Before Kirk Cousins and Drew Brees sign with their respective clubs this offseason, might Aaron Rodgers beat them toward setting the market rate?
The Green Bay Packersare making progress on signing Rodgers to a new contract, Packers president Mark Murphy told ESPN's Rob Demovsky on Tuesday. Murphy added that new general manager Brian Gutekunst and executive vice president/director of football operations Russ Ball are both involved in the negotiations.
"We've had discussions with his representative," Murphy explained. "I have a lot of confidence in Brian and Russ and Aaron as well. We want to create a win-win."
Gutekunst added on Wednesday that the teams hopes to "hammer out" an extension this offseason.
Rodgers has two years left on a five-year, $110 extension signed in 2013. When he inked the pact, he was the league's highest-paid player. Now? Not so much. Currently, that man is Jimmy Garoppolo ($27.5M); before him, Matthew Stafford ($27M); and before him, Derek Carr ($25M). All three quarterbacks have received new mega-deals within the past calendar year.
If Rodgers were to sign before free agency opened on March 14, or at least before prospective free agents Cousins and Bress sign their new contracts, he would have the opportunity to own the short-termed title of "highest-paid player in the NFL."

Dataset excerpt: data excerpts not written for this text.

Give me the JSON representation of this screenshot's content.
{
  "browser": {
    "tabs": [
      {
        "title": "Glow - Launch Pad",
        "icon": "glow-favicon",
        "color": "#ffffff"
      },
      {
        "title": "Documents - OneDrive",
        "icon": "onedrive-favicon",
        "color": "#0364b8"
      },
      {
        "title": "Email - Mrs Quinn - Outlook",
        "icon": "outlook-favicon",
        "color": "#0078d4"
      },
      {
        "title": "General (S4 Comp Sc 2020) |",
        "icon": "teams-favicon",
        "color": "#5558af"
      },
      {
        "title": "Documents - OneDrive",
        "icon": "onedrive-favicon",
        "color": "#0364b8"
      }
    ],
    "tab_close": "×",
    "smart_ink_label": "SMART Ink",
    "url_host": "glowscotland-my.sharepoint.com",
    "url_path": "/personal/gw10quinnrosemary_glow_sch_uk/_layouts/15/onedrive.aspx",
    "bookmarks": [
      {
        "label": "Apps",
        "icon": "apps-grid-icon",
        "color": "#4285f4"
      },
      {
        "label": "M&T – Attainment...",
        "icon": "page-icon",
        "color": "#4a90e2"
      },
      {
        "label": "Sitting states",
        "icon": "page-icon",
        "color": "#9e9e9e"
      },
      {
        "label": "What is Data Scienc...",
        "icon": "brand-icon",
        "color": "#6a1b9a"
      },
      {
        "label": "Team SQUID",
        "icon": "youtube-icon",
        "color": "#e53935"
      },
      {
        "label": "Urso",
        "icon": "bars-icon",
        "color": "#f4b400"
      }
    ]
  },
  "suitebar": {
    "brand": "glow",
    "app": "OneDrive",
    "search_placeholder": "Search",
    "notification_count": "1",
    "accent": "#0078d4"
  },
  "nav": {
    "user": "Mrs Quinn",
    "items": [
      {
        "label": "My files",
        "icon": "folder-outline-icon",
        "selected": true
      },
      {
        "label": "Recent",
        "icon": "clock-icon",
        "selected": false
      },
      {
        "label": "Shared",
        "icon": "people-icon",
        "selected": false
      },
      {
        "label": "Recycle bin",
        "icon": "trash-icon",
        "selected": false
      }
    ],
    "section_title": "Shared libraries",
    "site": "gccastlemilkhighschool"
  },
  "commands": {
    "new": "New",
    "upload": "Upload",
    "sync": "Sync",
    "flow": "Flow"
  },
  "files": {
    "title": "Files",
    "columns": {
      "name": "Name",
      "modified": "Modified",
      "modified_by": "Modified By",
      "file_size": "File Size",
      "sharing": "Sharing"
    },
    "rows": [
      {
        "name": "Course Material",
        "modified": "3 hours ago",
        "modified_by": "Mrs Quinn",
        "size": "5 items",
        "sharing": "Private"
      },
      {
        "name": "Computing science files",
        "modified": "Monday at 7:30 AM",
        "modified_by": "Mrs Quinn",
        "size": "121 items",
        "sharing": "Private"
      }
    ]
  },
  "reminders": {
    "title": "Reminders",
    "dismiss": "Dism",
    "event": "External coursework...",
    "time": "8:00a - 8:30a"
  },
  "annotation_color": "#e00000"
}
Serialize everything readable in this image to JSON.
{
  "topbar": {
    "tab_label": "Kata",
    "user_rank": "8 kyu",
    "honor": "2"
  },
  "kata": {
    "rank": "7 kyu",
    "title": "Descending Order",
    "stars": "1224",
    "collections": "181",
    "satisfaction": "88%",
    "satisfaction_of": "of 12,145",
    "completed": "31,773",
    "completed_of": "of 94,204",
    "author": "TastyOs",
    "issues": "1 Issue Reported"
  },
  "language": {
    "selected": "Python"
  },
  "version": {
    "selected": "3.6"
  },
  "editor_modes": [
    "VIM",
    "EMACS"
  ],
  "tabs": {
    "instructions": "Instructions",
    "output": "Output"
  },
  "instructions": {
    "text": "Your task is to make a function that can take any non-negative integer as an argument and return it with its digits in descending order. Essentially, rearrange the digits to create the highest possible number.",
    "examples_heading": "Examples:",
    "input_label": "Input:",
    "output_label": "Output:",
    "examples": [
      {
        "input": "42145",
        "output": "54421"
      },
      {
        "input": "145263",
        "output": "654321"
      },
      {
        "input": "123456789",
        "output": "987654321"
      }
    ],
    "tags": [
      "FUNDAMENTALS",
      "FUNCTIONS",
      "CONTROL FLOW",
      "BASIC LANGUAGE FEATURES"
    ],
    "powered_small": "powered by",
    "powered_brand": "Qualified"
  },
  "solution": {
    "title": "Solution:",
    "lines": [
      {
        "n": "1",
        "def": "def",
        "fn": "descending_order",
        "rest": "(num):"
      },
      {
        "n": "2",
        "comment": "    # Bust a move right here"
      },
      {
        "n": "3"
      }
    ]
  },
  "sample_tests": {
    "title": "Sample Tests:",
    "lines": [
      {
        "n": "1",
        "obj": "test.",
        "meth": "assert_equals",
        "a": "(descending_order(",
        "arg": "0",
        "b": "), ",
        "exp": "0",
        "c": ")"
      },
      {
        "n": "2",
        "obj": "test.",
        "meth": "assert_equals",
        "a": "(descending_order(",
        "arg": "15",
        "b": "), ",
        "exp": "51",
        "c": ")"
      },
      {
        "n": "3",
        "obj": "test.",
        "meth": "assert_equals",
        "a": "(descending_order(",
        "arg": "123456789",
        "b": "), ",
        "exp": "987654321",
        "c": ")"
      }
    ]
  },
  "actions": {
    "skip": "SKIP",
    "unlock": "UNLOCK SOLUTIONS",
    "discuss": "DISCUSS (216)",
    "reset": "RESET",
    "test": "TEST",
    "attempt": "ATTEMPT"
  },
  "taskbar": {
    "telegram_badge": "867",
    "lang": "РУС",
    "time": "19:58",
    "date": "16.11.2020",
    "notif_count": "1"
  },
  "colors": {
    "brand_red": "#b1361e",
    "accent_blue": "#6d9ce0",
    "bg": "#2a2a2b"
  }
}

Rodgers is slated to make around $20M in each of the final two years of his deal. The Packers rank in the bottom 10 teams in cap space heading into free agency with around $19.3M to spare.
The 34-year-old future Hall of Famer has stated before that he wants to play into his 40s, and if mounting injuries don't slow him down, he could certainly do so, and at a high clip; like Rodgers might set the market for free-agent QBs, Patriots QB Tom Brady has set the standard for aging greats.
How Green Bay treats Rodgers in this impending deal will explain what the franchise, and its new brass, will value going into the back third of his career.